Now that Easter is approaching, I’m reminded of a very strange incident during one Holy Week at my first congregation near Madison, Wisconsin. (Go, Badgers!)
Holy Week was also Spring break. I was asked by a family from the church to watch their cockatiel while they went out of town. The bird’s name was Joey.
One evening, I was watching TV when I heard a familiar BEEP. The smoke alarm. I went to my study, looked at the alarm — nothing seemed to be amiss. I went into the kitchen to check the stove (the likely source of smoke in my house. I myself am not a smoker.)
I went back to the TV program.
Again?! I figured the alarm’s battery was expiring. So I took the one remaining battery that I had from my desk, took down the smoke alarm and changed the battery. I went back to the TV program.
What?! I went upstairs where there was another smoke alarm. This one was in the hall. I looked around — nothing seemed to be amiss. No smoke anywhere. I went back downstairs to the TV program.
Aargh! I sprinted up the steps, manhandled a chair out of a room, stood on the chair and ripped the smoke alarm down from the ceiling. I didn’t have another battery. So I just disassembled the smoke alarm. WHILE I was standing there, looking at the smoke alarm in pieces — BEEP!
It was only then that I figured it out. It was Joey!
I doubled over laughing. That Sunday, for my Easter sermon, I worked this story into the message — it was too good to pass over. Later that day, the family that owned Joey returned and picked up their cockatiel.
Easter after the worship service is a time for a pastor to relax — after all of that build-up during Holy Week. I was flopped in front of the TV, just lounging.
NO!!! Impossible! How can this be? Joey’s back home! I went roaming around the house looking for the sound when — BEEP! Aha! I zeroed in on it. The sound was coming from a smoke alarm whose location I had been unaware of.

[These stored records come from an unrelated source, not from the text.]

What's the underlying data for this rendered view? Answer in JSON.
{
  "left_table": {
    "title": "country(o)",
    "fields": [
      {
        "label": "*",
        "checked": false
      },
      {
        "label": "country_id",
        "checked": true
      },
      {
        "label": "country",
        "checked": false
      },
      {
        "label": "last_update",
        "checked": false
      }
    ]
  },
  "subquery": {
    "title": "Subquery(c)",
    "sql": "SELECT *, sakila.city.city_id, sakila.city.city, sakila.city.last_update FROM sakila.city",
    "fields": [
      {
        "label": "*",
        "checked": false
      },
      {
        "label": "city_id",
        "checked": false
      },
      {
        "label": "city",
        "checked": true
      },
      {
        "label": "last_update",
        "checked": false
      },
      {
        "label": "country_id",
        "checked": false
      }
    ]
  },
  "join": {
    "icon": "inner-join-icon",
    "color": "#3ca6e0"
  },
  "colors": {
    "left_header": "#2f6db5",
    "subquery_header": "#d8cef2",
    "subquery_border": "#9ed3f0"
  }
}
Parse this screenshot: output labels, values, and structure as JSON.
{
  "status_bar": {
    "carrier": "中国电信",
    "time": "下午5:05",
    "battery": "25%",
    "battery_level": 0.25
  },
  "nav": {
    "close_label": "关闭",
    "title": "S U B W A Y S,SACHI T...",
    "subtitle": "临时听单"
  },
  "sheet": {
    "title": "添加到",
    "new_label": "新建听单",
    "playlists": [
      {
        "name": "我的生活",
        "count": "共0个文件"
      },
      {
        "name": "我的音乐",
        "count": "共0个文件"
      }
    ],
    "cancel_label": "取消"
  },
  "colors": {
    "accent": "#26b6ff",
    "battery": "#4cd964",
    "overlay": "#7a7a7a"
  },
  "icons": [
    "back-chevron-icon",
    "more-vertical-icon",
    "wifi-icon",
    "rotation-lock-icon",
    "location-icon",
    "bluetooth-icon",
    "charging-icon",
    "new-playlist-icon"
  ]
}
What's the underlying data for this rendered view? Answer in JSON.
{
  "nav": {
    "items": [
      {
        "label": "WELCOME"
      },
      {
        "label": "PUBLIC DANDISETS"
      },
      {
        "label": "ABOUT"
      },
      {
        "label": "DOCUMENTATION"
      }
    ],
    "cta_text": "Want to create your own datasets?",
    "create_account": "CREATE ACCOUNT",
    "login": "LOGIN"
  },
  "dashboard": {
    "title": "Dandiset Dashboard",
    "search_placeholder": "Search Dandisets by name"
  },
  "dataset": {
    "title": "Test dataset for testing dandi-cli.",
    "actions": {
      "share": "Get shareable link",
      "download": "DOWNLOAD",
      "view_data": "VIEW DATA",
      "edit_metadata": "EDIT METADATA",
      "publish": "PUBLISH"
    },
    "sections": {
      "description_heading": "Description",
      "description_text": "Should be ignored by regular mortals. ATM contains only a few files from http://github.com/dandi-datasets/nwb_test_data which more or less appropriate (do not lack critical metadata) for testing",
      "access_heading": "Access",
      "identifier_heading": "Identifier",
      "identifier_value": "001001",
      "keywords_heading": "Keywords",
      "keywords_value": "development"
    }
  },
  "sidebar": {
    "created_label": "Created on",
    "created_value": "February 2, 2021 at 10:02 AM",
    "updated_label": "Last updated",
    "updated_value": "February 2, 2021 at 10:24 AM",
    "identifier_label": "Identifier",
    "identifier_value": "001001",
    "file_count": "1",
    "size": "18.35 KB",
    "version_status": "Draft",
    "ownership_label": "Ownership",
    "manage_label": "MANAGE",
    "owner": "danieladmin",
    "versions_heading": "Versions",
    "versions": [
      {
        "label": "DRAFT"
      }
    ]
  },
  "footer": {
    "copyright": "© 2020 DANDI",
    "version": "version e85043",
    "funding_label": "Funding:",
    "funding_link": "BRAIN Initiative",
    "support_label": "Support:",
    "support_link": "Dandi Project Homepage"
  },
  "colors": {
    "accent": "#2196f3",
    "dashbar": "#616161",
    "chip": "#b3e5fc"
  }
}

Well, what do you know? It wasn’t Joey after all–and, oh, good heavens, I had told the story in the Easter sermon!
It just goes to show — you preach on what you know to be true at the time. But things may change.
One time, during my years at that church, I was having problems with a raw throat and runny nose. So, I went to see an allergist. He asked me what allergies I already had. I told him, “Dust and perfume.”
He replied, “You can’t be allergic to perfume.”
I argued, “When I was young, an allergist told me I was allergic to perfume!
He said, “When I was a young doctor, I said lots of things that I later found out weren’t true.”
It’s the same with preachers.
The anecdote about Joey was a good one. I resisted having to give it up. But I had to. New information had arisen. I couldn’t stick to the same story. But the new thing that I learned had itself become a story. IT could go into a sermon. We are all fascinated by what makes people change – with ourselves as the best-known example.
Meanwhile, the family that owned Joey got back to me some time later, puzzled. He was making BEEP sounds.
I couldn’t blame him. He had heard it enough times!